In July 2019, fuel prices went up in Zimbabwe because the government felt it was cheap in neighboring countries. Now, however, the Southern African nation has hiked the price of the commodity due to the current state of its economy.
Unending Currency Quandary
For the last few years, Zimbabwe has been on a rollercoaster ride with its currency. From dollarization to a currency auction, the Emmerson-led administration’s efforts to turn things around for the country’s financials have been stained with instability and economic downgrades.
Tuesday (June 23rd, 2020), the country’s central bank introduced forex auctioning for the first time in 16 years. The initiative is hoped to bring relief from the longlasting fight against hyperinflation. Nevertheless, the auction eroded the local currency’s value by more than half: from 1:15 to 1:57.
According to the president, the currency problems are the fault of political critics and avaricious players in the country’s private sector. In Mnangagwa’s stance, the legal tender is being attacked by businesses who raised prices nonstop in what was partly a scheme against his administration.
On the black market, Zimbabwe’s local currency plunged, pushing inflation to as much as 765 percent. As a result, Zimbabweans have become nerved by how things have turned out in the country, especially since Robert Mugabe was ousted in 2017 after a military takeover of power.
A Hike Habit
Well, Zimbabwe is already in the middle of its most severe economic crisis in the past 10 years. The situation is marked by the aforementioned soaring inflation in conjunction with shortages of food and medical supplies. A prominent result is petrol prices going up to USD 1.25 (ZW$ 71.62 ), coming from ZW$ 28.86.
Being that this development is still less than a day old, no demonstrations have resulted from it. But the situation is all too a reminder of what happened in the middle stages of 2019 when fuel price hike unleashed protests. To quell the unrest, the Zimbabwean government resorted to shutting down the country’s social media.
Late last week, there were rumors that Zimbabwe’s apex bank was considering to stop the provision of the foreign currency needed to import fuel. According to these unofficial reports, the central bank wanted to delegate the responsibility to private firms. This always prophesies the removal of fuel subsidy.

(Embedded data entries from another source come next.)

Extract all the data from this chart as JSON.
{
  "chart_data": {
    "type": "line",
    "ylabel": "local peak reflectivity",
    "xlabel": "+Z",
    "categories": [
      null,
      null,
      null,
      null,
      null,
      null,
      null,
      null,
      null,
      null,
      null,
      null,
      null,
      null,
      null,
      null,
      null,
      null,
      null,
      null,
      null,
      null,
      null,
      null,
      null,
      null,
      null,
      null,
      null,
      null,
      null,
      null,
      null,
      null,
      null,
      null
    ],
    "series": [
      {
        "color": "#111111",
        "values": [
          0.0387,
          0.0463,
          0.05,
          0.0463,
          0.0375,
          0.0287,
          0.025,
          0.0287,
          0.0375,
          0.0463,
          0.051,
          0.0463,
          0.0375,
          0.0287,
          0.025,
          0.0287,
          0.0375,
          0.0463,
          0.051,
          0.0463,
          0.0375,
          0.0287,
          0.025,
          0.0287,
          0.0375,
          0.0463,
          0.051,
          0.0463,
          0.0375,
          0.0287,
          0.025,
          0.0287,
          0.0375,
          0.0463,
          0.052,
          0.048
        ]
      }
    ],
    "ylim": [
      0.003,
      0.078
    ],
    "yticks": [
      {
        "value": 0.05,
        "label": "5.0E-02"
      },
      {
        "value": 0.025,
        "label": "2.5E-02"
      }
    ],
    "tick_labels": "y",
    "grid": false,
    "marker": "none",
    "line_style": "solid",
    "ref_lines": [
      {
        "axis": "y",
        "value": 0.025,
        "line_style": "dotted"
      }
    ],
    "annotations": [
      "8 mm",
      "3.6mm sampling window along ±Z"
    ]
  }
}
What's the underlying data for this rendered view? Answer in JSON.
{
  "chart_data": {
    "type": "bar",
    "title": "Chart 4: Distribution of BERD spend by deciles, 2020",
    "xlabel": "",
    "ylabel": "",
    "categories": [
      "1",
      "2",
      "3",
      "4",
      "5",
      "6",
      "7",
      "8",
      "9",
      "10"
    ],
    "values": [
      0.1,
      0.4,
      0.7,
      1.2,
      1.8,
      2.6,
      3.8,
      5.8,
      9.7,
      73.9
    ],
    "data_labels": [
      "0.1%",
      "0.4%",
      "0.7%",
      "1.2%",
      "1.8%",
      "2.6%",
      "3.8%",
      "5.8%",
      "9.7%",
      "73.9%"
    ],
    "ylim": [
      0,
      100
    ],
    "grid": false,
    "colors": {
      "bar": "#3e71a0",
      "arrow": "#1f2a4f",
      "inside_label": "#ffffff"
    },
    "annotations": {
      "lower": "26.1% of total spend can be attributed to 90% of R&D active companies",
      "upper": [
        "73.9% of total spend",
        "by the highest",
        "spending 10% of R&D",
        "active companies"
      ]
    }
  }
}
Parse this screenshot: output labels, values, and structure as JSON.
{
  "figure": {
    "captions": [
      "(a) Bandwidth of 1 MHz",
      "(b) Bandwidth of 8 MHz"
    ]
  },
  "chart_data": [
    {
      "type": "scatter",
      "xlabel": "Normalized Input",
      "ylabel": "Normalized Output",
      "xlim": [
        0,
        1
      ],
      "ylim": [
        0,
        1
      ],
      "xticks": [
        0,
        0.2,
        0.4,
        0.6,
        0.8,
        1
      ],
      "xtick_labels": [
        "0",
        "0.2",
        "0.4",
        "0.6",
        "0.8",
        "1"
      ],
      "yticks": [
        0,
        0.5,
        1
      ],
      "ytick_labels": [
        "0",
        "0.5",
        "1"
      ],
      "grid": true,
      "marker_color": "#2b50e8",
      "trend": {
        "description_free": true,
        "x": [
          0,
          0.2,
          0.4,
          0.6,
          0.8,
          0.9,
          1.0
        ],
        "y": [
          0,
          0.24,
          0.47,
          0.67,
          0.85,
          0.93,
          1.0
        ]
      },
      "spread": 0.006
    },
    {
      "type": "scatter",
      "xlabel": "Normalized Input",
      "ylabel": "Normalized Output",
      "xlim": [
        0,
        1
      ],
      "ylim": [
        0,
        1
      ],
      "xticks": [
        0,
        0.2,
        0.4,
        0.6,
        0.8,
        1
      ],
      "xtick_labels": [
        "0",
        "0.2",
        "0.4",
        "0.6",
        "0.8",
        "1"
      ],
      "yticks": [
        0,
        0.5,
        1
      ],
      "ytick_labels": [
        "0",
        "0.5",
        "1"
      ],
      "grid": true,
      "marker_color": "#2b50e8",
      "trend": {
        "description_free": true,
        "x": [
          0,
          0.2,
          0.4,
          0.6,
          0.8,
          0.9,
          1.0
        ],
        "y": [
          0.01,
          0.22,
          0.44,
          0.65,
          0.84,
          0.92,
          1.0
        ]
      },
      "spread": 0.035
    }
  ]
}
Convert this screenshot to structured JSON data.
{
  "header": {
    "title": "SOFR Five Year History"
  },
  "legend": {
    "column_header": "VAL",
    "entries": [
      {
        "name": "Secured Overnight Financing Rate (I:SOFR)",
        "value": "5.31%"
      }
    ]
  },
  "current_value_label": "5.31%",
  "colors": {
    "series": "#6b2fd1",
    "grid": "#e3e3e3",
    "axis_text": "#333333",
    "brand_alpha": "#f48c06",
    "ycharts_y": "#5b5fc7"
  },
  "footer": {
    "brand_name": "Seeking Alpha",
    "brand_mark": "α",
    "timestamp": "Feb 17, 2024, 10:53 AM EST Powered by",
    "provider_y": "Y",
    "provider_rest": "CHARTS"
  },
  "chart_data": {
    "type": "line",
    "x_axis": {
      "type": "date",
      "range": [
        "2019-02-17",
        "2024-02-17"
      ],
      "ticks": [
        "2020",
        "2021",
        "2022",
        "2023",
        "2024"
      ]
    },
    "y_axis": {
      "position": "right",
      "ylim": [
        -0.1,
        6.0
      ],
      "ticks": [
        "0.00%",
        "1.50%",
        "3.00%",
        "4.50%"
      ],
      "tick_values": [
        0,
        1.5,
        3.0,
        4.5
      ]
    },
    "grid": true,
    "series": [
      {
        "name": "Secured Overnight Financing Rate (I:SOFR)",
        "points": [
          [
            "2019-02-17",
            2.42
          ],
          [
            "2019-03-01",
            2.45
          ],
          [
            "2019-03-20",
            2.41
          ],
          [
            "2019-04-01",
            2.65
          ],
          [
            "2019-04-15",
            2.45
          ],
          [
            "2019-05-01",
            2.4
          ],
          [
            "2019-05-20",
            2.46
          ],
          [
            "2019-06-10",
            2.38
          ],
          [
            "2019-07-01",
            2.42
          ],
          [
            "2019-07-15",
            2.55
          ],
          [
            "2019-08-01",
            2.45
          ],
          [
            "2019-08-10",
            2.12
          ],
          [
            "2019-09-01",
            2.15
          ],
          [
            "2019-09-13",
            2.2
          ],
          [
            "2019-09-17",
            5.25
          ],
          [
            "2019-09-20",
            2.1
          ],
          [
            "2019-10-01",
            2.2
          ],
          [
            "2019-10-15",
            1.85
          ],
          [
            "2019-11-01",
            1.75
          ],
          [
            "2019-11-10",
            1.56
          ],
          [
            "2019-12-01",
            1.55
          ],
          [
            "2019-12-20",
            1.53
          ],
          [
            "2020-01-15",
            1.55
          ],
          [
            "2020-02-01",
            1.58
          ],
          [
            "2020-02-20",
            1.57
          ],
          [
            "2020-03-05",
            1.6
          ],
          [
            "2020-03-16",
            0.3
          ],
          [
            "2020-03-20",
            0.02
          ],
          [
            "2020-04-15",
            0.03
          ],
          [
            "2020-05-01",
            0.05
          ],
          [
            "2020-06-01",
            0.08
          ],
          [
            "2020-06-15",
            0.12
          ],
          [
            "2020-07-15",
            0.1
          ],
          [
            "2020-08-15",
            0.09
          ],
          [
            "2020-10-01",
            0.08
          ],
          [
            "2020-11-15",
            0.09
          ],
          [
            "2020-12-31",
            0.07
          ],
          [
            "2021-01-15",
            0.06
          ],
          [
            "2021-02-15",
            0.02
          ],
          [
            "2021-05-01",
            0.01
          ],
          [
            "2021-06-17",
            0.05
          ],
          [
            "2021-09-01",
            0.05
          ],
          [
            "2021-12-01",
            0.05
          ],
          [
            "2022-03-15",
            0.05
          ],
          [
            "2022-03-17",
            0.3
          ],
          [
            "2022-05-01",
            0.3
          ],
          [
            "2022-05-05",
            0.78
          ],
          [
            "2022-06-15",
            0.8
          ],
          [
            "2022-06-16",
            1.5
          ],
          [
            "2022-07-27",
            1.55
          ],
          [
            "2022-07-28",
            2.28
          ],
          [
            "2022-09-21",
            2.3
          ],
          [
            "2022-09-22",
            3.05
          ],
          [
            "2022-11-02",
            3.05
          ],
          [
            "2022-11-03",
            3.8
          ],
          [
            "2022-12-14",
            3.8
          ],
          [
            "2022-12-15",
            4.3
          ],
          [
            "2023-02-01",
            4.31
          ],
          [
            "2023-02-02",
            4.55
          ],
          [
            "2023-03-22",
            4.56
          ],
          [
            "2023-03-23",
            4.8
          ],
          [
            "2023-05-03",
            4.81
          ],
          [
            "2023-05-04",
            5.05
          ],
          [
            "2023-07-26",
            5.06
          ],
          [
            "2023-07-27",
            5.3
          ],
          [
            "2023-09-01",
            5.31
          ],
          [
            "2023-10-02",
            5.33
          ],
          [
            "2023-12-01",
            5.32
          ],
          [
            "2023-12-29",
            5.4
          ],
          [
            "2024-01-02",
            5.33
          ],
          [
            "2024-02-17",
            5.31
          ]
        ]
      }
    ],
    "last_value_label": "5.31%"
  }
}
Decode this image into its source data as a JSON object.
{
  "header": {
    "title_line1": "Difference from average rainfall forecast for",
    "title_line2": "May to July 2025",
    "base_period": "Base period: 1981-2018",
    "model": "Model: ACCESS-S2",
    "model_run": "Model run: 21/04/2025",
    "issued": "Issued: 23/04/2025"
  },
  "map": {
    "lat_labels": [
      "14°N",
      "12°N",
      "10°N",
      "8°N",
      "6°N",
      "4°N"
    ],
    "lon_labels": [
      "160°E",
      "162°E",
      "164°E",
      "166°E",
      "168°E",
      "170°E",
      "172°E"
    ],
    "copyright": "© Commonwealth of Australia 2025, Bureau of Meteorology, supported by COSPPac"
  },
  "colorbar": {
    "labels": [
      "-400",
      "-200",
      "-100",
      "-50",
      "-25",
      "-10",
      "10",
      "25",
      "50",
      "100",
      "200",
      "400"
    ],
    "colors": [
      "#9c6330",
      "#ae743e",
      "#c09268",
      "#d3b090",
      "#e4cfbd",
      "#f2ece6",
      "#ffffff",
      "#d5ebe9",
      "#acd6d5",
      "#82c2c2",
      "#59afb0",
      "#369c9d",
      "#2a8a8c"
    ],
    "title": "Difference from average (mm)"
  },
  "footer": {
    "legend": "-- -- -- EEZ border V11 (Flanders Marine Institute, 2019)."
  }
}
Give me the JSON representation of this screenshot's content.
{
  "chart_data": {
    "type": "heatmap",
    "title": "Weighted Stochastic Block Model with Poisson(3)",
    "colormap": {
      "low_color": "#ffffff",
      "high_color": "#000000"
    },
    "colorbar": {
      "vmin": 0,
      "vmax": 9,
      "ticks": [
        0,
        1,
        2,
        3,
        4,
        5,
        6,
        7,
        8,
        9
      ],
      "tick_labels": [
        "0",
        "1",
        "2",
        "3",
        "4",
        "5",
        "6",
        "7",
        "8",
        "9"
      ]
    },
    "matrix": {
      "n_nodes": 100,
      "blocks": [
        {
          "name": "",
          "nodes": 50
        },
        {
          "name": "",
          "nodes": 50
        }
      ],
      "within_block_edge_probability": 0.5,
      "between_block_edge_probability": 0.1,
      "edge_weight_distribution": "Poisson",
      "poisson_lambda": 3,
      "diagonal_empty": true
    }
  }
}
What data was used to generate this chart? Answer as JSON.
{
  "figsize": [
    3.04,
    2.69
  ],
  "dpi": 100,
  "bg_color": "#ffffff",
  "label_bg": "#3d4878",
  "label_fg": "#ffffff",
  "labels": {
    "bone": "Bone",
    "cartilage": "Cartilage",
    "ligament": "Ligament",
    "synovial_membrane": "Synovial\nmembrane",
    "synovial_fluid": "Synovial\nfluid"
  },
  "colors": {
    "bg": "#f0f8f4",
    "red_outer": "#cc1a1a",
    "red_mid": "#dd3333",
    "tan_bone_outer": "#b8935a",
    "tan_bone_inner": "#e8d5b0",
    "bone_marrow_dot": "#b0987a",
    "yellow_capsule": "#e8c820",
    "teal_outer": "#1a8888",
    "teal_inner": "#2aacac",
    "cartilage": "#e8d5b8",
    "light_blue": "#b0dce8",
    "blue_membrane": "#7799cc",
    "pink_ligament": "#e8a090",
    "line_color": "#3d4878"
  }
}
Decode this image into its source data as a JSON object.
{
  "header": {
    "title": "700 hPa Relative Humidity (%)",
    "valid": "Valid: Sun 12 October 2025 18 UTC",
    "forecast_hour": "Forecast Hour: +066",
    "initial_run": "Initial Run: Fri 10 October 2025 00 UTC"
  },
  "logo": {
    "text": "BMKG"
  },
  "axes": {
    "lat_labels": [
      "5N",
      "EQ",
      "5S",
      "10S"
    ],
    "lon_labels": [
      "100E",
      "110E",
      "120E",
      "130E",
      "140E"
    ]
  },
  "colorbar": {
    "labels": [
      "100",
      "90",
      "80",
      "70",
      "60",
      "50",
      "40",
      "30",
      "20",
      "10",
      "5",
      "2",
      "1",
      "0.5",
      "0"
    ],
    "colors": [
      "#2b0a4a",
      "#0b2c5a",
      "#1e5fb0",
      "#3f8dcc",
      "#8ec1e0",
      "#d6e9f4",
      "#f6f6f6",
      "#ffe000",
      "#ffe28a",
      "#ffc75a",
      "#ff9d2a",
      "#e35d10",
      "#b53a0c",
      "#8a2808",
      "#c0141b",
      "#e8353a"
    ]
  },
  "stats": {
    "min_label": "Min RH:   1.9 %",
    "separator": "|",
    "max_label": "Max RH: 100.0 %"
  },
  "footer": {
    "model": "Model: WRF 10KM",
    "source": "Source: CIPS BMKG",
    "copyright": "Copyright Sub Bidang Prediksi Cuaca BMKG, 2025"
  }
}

When fuel prices went up to make diesel cost ZW$ 21.52 and petrol—way too much for motorists to afford—economists urged the government to eliminate fuel subsidies to ensure sustainability. Nevertheless, economists say that the fuel price in the country remains one of the world’s cheapest.
Drought, cyclone Idai and the coronavirus pandemic have all wreaked devastating effects on the economy of Zimbabwe. As a result, starvation is looming large over a significant portion of the country’s population. Recall that Zimbabwe is a landlocked nation. Also, the nation’s public sector faces a number of strikes, especially medics whose pain points are low salaries and poor working conditions.
When President Emmerson assumed office, he came with promises for an economic turnaround. Nonetheless, his attempts to bring the economy to a stable stage have not yielded as much fruits as was initially advertised. For one, consumer inflation is running at 786 percent. Second, its recently rejuvenated currency collapsed.
According to the World Bank, the nation’s economy will shrink by up to 10 percent in 2020. Amidst worsening poverty levels, that projection is 12.7 percent lower than what was predicted in January. Zimbabwe’s fall in per capita GDP (Gross Domestic Product) is expected to be deeper, driving millions into extreme poverty.
Companies in the country have been on the chopping block. Old Mutual, a financial giant, posted a loss of ZW$ 2.6 Bn for the financial year, which ended on December 31st, 2019. Meanwhile, telecommunications leader Econet Wireless Zimbabwe recorded a loss of ZW$ 1.28 Bn for the half-year, which ended August 31st, 2019.